El primer paleta
Hace unos días, el presidente del Gobierno inauguraba la nueva terminal de Barajas sin que hubieran concluido las obras. Ahora se procede a la colocación de la primera piedra del Plan Hidrológico Nacional en la Comunidad Valenciana, un trabajillo del que también se ha encargado José María Aznar, tal vez como primer paleta del reino. Inaugurar obras que no se han completado o enterrar un ladrillo son mañas verdaderamente ingeniosas que me recuerdan el pasado. Los antiguos proyectistas, aquellos esforzados reformadores de otros tiempos, eran unos tipos animosos y algo tronados que se empeñaban en planes enérgicos. No les frenaban ni lo impracticable de su obra ni el desinterés del Gobierno: estaban tan persuadidos, tan pagados de sí mismos, que no se paraban ante nadie y elevaban sus proyectos a la Superioridad, esperando de la Monarquía su aprobación y su ejecución. ¿Escaseaban los fondos? No había problema, pensaban. El Soberano aprontaría lo preciso para su consecución. Duerme en los archivos una variada muestra de esos atadijos, de esas Exposiciones pensadas para el fomento de la prosperidad pública. Sus autores eran tipos denodados, algo misántropos, habitantes de una localidad lejana, individuos que tenían hechas algunas lecturas, que tenían unas pocas ideas, individuos que, a la postre, aspiraban a ser interlocutores del Monarca, premiados con su interés. Sus cartapacios contenían no sólo el texto escrito sino también documentación gráfica, unos garabatos mejor o peor ejecutados en los que el proyectista detallaba el plano de la obra pública. ¿Cuál era el destino habitual de aquellos pliegos de papel?

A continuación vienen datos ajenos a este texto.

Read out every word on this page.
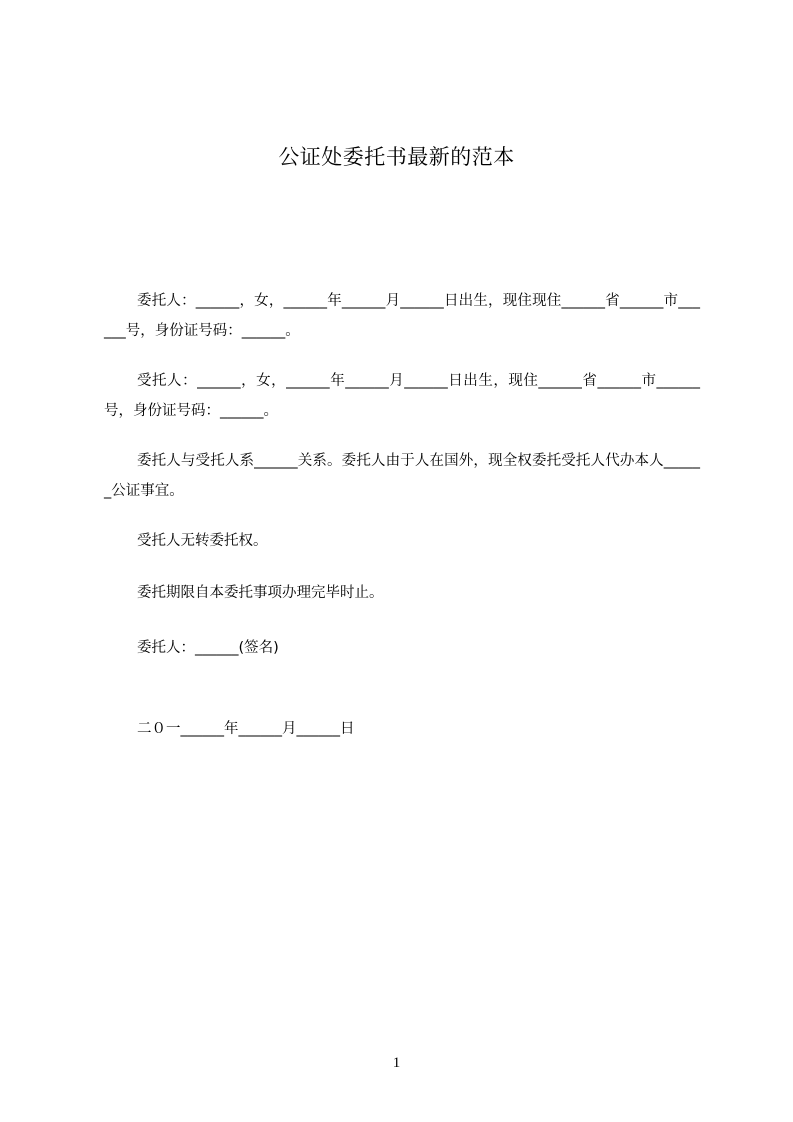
公证处委托书最新的范本
委托人：______，女，______年______月______日出生，现住现住______省______市______号，身份证号码：______。
受托人：______，女，______年______月______日出生，现住______省______市______号，身份证号码：______。
委托人与受托人系______关系。委托人由于人在国外，现全权委托受托人代办本人______公证事宜。
受托人无转委托权。
委托期限自本委托事项办理完毕时止。
委托人：______(签名)
二０一______年______月______日
1
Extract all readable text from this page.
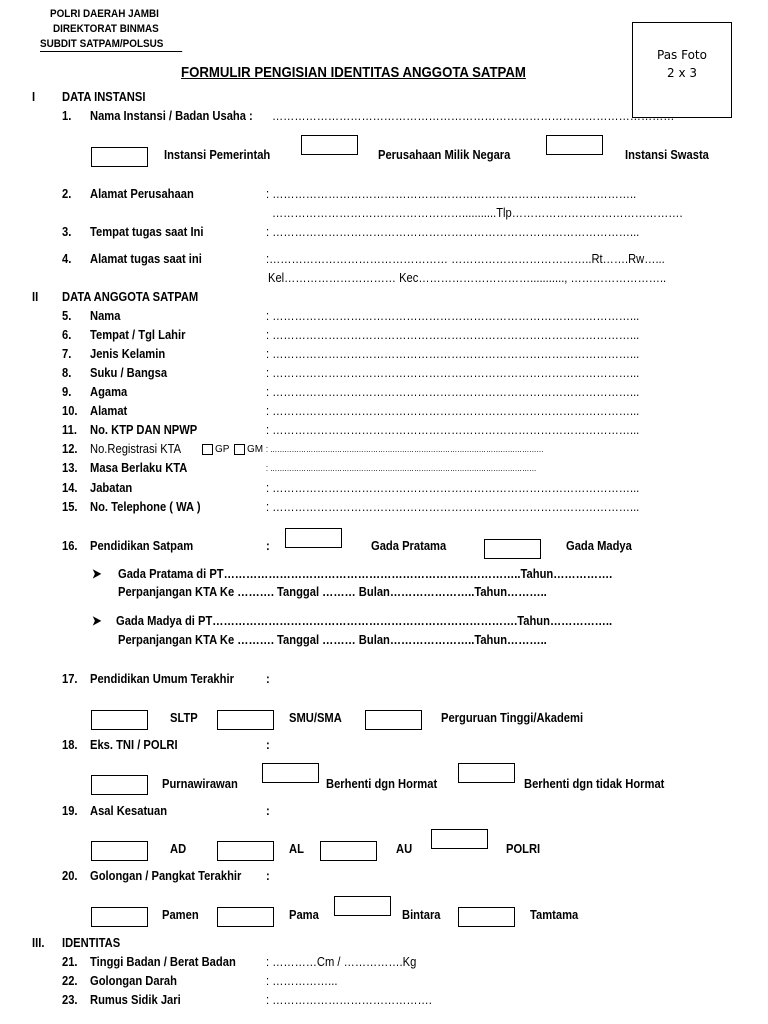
POLRI DAERAH JAMBI
DIREKTORAT BINMAS
SUBDIT SATPAM/POLSUS
Pas Foto
2 x 3
FORMULIR PENGISIAN IDENTITAS ANGGOTA SATPAM
I DATA INSTANSI
1. Nama Instansi / Badan Usaha : ………………………………………………………………………………………………
Instansi Pemerintah	Perusahaan Milik Negara	Instansi Swasta
2. Alamat Perusahaan	: ……………………………………………………………………………………..
……………………………………………...........Tlp……………………………………….
3. Tempat tugas saat Ini	: ……………………………………………………………………………………...
4. Alamat tugas saat ini	:………………………………………… ………………………………..Rt…….Rw…...
Kel………………………… Kec…………………………..........., ……………………..
II DATA ANGGOTA SATPAM
5. Nama	: ……………………………………………………………………………………...
6. Tempat / Tgl Lahir	: ……………………………………………………………………………………...
7. Jenis Kelamin	: ……………………………………………………………………………………...
8. Suku / Bangsa	: ……………………………………………………………………………………...
9. Agama	: ……………………………………………………………………………………...
10. Alamat	: ……………………………………………………………………………………...
11. No. KTP DAN NPWP	: ……………………………………………………………………………………...
12. No.Registrasi KTA	GP GM : ……………………………………………………………………………………………………
13. Masa Berlaku KTA	: …………………………………………………………………………………………………
14. Jabatan	: ……………………………………………………………………………………...
15. No. Telephone ( WA )	: ……………………………………………………………………………………...
16. Pendidikan Satpam	:	Gada Pratama	Gada Madya
➤ Gada Pratama di PT……………………………………………………………………..Tahun…………….
Perpanjangan KTA Ke ………. Tanggal ……… Bulan…………………..Tahun………..
➤ Gada Madya di PT……………………………………………………………………….Tahun……………..
Perpanjangan KTA Ke ………. Tanggal ……… Bulan…………………..Tahun………..
17. Pendidikan Umum Terakhir :
SLTP	SMU/SMA	Perguruan Tinggi/Akademi
18. Eks. TNI / POLRI	:
Purnawirawan	Berhenti dgn Hormat	Berhenti dgn tidak Hormat
19. Asal Kesatuan	:
AD	AL	AU	POLRI
20. Golongan / Pangkat Terakhir :
Pamen	Pama	Bintara	Tamtama
III. IDENTITAS
21. Tinggi Badan / Berat Badan : …………Cm / …………….Kg
22. Golongan Darah	: ……………...
23. Rumus Sidik Jari	: …………………………………….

Lo corriente era que la Superioridad archivara dichas peticiones olvidando al desprendido corresponsal, un remitente que, con toda probabilidad, seguiría absorto en su pueblo ajeno al descuido de la Corona.
Ahora las cosas ocurren justamente al revés: no son los eruditos de provincia quienes extenúan con sus planes al Soberano, sino que son los ministros o el Presidente del Gobierno los que nos distraen o nos confunden con todo tipo de proyectos, con ideaciones intrépidas, con trabajos formidables e imperiosos. Hay un arrebato proyectista en nuestras autoridades, conscientes de que lo decisivo no es tanto la realización cuanto la ocurrencia, su misma concepción. Los trazados y los dibujos de aquellos ingeniosos lugareños en los que podía atisbarse qué sería el proyecto una vez ejecutado se reemplazan ahora con el espectáculo de las primeras piedras que contendrán las aguas venideras, con una puesta en escena. No podrán asistir porque fallecieron hace tiempo, pero estoy seguro de que si hubieran podido desplazarse hasta el lugar habrían hecho acto de presencia unos espectadores de excepción: los viejos déspotas de Asia que acometieron todo tipo de ingenios hidráulicos, don Gonzalo Fernández de la Mora, aquel ocurrente intelectual del franquismo que ideó el Estado de Obras, y los proyectistas, sobre todo, los proyectistas, que verían finalmente cumplido el sueño de verse agasajados por la gracia del Valido.
Justo Serna es profesor de Historia Contemporánea de la Universidad de Valencia.